In this study, we developed a method with which tissue shift can be registered in a large number of different tissue shapes. It is also possible to simulate the clinical phenomenon in which tumors and RCs change during the resection process so much that they no longer fit together. This effect is stronger in compact tissue forms than in branched forms, which are characterized by tissue extensions. Here, our method of AI-based point cloud registration can help measure tissue shift, which is useful for solving deformation problems during head and neck surgery in the future.

We are grateful to Johann Kern and Petra Prohaska for providing us with laboratory space and heating cabinets for the cadaver experiments. We would like to thank Dennis Feiler and Holger Ladewig for technical support.

The study was approved by the Mannheim Veterinary Office (DE 08 222 1019 21).

The authors have no conflicts of interest to declare.

The study was funded by the German Federal Ministry of Economic Affairs and Climate Action, Central Innovation Programme for small- and medium-sized enterprises (SMEs) (funding number: KK5044704CS0).

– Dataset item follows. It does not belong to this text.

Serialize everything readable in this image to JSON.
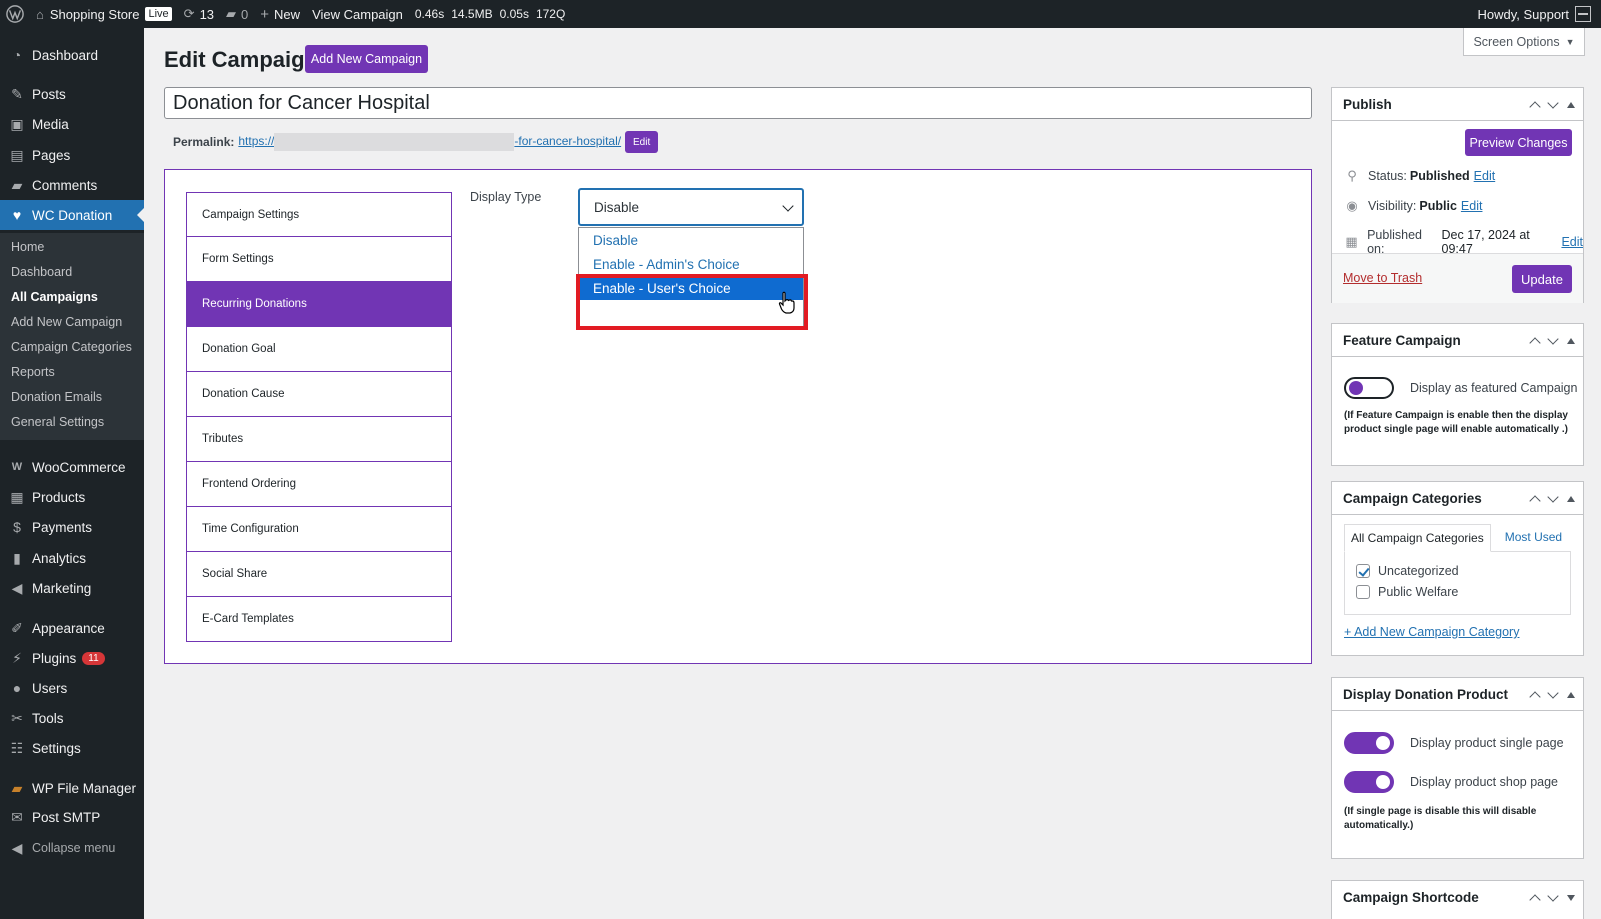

All authors substantially contributed to the manuscript and agreed to be accountable for all aspects of the work in ensuring that questions related to the accuracy or integrity of any part of the work were appropriately investigated and resolved. Sara Monji-Azad: conception and design of the study, acquisition of data, analysis, and drafting the article. David Männle: conception and design of the study and acquisition, analysis, and interpretation of data. Jürgen Hesser: conception and design of the study and drafting the article. Jan Pohlmann: acquisition, analysis, and interpretation of data. Nicole Rotter: drafting the article and revising it critically for important intellectual content. Annette Affolter: interpretation of data and revising the manuscript critically for important intellectual content. Cleo Aron Weis: conception and design of the study and revising the manuscript critically for important intellectual content. Sonja Ludwig: acquisition of data and analysis. Claudia Scherl: conception and design of the study; acquisition, analysis, and interpretation of data; and drafting the article or revising it critically for important intellectual content. All authors approved the final version to be published.

All the datasets on which the conclusions of the manuscript are based are available at a data repository: DOI 10.5281/zenodo.8172219.